Angélica Benito Sualdea and Adolfo Quirós Gracián, teachers of Mathematics in the Autonomous University of Madrid present us with the second of the three challenges that EL PAÍS and the Royal Spanish Mathematical Society they are going to propose in this period of intense electoral activity.
This time it deals with how the circumscriptions affect the application of the D'Hondt method (also called the method of natural divisors or, in the United States, Jefferson's method), which is what governs most of the electoral processes in Spain. Readers can send their answers until 00.00 on Thursday, April 25 (midnight from Wednesday to Thursday, Spanish peninsular time) to [email protected].

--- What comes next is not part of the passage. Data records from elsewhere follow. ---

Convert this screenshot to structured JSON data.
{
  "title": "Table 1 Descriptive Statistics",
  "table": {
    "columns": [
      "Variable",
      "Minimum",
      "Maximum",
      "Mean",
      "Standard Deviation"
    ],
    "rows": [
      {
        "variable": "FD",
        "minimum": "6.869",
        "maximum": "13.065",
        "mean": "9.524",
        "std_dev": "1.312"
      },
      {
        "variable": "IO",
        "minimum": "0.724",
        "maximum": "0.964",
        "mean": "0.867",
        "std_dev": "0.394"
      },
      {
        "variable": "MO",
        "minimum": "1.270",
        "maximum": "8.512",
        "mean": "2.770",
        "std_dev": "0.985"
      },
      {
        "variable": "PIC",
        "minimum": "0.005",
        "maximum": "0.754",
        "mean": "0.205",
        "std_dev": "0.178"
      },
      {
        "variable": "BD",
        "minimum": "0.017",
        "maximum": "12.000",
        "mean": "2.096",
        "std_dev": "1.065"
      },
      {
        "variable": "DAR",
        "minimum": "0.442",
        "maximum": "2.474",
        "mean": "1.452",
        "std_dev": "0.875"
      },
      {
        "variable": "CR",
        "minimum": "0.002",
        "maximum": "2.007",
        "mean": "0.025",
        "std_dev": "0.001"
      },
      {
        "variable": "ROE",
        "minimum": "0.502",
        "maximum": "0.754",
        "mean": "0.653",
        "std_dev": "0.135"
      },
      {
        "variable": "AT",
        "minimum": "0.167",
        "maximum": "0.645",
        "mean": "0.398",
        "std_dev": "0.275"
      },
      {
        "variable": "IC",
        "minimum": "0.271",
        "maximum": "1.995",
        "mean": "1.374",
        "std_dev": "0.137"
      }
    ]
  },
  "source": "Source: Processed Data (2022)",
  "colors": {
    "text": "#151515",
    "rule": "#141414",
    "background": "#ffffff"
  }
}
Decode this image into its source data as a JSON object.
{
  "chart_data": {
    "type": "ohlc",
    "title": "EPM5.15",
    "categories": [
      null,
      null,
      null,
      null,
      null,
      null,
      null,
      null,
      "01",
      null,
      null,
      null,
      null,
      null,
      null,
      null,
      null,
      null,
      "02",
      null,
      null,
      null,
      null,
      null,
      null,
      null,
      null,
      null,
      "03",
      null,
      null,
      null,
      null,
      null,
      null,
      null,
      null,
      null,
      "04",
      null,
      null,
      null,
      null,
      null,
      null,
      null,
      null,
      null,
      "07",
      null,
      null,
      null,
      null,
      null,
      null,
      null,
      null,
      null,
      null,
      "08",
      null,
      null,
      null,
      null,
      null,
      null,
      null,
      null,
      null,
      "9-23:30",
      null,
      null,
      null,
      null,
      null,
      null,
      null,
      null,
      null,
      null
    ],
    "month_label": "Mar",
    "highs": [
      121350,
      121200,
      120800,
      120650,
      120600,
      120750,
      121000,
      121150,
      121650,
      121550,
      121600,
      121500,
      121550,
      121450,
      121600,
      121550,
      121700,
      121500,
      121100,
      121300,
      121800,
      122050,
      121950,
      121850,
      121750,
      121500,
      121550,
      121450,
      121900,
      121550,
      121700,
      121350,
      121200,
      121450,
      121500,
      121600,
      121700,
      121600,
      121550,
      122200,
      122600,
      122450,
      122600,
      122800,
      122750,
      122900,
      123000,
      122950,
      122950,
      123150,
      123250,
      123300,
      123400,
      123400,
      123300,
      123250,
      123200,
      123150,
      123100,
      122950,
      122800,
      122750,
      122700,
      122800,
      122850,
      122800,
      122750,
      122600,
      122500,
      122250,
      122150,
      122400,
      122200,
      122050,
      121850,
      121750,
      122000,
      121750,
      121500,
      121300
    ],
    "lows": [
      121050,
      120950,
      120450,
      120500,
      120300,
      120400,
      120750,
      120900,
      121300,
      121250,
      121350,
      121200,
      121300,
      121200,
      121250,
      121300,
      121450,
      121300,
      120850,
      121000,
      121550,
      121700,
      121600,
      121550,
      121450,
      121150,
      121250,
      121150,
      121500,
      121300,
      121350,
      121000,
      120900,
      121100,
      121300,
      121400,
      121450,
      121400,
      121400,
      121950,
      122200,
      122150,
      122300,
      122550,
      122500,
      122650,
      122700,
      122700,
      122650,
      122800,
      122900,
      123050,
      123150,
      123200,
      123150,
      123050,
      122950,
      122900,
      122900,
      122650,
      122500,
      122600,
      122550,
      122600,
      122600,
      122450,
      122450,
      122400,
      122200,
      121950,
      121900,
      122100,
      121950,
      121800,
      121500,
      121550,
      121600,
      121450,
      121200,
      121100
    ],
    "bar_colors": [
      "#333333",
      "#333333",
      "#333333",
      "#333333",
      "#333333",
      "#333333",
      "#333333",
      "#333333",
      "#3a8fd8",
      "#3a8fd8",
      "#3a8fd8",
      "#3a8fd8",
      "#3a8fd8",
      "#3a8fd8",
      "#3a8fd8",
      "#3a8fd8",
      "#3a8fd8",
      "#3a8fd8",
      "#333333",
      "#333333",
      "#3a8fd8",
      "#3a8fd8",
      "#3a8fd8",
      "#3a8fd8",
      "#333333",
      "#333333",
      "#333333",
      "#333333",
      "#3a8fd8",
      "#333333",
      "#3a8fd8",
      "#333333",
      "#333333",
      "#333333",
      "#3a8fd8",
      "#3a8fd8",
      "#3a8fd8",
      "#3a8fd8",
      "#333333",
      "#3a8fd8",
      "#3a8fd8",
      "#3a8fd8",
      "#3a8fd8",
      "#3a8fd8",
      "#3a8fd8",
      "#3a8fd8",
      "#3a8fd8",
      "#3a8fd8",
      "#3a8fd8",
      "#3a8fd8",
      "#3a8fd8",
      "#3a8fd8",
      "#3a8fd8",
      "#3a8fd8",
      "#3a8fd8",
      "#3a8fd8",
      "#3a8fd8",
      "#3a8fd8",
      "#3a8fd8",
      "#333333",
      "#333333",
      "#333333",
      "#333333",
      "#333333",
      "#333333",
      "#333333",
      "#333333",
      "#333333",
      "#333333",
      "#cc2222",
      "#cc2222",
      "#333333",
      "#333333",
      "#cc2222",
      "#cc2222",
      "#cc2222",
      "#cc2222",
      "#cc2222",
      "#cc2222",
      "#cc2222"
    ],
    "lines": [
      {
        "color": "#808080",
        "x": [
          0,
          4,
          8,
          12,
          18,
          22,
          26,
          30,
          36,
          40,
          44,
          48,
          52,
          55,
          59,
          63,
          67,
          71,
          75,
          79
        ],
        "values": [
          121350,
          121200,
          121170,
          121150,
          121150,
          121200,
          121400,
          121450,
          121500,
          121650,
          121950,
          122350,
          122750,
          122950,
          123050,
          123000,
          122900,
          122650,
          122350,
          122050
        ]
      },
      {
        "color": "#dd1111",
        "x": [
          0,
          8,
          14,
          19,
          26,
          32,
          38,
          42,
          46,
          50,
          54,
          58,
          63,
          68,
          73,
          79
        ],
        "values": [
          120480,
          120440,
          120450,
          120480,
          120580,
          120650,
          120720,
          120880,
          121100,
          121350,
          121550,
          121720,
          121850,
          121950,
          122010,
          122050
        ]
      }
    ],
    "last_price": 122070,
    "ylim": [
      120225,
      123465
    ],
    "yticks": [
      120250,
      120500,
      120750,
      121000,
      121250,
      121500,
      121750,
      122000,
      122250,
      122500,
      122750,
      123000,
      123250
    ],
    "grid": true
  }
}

Then, to clarify doubts, we add the statement of the problem in writing. Recall that the D'Hondt method proceeds as follows to distribute E seats. The votes of each party are divided successively between 1, 2, 3, … up to E, and the seats are assigned to the parties corresponding to the E greater quotients. To give an example, suppose that three parties, A, B and C, which have respectively obtained 240, 150 and 90 votes, should be divided 4 seats. We would make a table like this (although in fact it is not necessary to calculate it whole):
If we look at the larger quotients, the first seat would be taken by A (by 240), the second by B (150), the third by A again (120) and the fourth by C (90). The great majority of the lack of proportionality in the Congress of Deputies does not come from the use of the D'Hondt method, but from the fact that the election is made in 52 circumscriptions, and therefore they are in fact 52 different elections, in most of the which are distributed few deputies. For example, in the elections of April 28, 21 of the 52 districts have four or fewer seats, and it is impossible for any of them to win five parties.
The existence of 52 circumscriptions also makes it difficult to make predictions about the seats from surveys with a sample of sufficient size for all of Spain, but perhaps not for each province individually. Our challenge is addressed to this difficulty. Suppose we want to distribute, using the D'Hondt method, six seats between three parties, A, B and C, which have respectively obtained 63, 68 and 69 votes (if they seem small numbers, they can be "thousands of votes" without the varies). The first part of the table would look like this:
Since 69/3 = 23 <31.5 = 63/2, the distribution of the 6 seats would give 2 to each match. Let's imagine now that these 200 voters actually live in 2 provinces, 100 in each, and that in each province 3 deputies are elected, but we do not know how the votes are distributed among the provinces. The challenge is to give the maximum and minimum number of seats that Party A can achieve as the 200 voters are distributed. Similar to the previous challenge, we must give an example in which we obtain the maximum, another in which we obtain the minimum, and rigorously explain why A can not achieve more or fewer seats.
We wait for your answers.
The original title of this article included an error in the surname of Victor D'hondt that has already been corrected. We apologize for the failure, which a reader has warned us about.